Hi Nice people, hope you are all good and well.
I must say that 8 weeks after CABG I’m feeling almost back to normal (as normal as normal can be) ....
I had my sign-off meet at the The hospital yesterday, with my Surgeon, the one I look up to now as the man who was between me and my maker.
I was very excited about for some reason, maybe thinking there would be a ‘well done’, or ‘oh that scar looks great’ - you know, just some emotion from him, but I found it quite depressing.
The surgeon was in his scrubs, and looked flustered.
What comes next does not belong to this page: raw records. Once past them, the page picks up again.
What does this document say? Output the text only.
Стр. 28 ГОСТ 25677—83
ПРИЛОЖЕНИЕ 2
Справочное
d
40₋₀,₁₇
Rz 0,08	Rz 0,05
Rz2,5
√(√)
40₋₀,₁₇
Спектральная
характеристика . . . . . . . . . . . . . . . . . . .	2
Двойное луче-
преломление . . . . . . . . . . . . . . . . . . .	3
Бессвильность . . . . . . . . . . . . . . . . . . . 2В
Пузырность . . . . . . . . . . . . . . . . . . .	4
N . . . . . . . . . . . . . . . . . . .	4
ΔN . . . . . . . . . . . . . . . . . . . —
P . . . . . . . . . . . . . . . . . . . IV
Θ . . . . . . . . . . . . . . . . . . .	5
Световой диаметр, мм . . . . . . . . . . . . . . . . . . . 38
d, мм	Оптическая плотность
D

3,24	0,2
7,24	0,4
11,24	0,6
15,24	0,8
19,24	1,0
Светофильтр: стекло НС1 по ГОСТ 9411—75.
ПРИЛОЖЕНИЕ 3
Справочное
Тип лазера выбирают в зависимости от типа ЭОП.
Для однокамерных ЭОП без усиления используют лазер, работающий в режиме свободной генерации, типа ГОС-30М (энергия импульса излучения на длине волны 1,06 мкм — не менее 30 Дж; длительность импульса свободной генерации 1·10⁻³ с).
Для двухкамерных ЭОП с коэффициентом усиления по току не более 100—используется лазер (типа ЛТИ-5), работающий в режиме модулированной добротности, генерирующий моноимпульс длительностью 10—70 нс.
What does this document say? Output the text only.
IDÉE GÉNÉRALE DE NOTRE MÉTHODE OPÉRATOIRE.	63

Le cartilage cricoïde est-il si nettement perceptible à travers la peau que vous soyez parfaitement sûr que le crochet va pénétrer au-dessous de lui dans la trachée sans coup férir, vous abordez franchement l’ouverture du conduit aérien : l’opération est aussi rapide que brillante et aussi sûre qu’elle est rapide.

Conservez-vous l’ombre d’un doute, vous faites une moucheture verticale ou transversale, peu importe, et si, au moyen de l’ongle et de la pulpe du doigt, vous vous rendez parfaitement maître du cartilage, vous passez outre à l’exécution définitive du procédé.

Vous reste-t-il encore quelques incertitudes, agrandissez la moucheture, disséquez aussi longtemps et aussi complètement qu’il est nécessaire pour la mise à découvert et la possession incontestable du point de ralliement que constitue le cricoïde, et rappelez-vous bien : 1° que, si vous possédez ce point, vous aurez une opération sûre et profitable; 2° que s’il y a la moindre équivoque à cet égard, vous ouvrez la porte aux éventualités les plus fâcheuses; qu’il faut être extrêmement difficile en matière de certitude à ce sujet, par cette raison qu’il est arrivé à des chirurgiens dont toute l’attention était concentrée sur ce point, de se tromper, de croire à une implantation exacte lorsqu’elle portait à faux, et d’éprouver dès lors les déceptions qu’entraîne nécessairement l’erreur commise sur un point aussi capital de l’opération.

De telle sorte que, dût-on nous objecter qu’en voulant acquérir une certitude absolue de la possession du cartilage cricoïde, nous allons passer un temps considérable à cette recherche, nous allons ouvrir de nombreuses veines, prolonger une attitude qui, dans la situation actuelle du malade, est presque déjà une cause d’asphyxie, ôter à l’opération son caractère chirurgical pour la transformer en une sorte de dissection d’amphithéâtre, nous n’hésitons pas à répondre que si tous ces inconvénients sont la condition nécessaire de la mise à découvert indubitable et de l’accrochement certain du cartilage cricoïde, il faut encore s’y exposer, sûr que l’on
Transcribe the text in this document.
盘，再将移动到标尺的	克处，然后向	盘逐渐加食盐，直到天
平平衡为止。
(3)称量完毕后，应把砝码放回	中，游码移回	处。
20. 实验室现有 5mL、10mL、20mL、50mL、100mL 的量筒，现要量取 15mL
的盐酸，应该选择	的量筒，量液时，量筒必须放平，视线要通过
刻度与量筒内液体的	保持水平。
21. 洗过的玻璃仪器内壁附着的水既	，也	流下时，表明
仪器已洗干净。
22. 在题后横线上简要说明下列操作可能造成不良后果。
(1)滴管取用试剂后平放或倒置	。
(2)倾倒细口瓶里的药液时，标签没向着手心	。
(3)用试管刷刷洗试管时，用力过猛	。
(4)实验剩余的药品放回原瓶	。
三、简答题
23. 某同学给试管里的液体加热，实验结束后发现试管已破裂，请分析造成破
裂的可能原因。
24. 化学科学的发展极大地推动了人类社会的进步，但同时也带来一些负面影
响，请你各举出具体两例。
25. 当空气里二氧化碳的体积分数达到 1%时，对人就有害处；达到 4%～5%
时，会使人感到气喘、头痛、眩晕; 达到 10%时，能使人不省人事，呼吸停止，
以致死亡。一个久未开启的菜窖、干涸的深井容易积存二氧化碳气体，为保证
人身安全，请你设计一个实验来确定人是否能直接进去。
There was almost a look of ‘why are you here’. He was also frustrated that he couldn’t get my records up on computer.
Thankfully I had prepared a list of questions for him - from Meds to Exercise to Diet etc, and I got all answered, but it was a very cold experience, and almost like pulling teeth.
I actually felt a bit embarrassed being there. Emotionally I think I was looking for some kind of elegant closure, but I left the Hospital feeling a bit empty and down, and sad.
I woke up this morning and ‘am over it’, but it was just a shame. Felt a bit let down at a time when I’m irrational, emotional and too damn sensitive!
Poor guy was probably up to his neck in the stress of new important surgeries and I expected too much.
Anyway, hope you are all doing brilliantly, just wanted to share that ‘some days this is great, some days it sucks’ - and that is perfectly OK.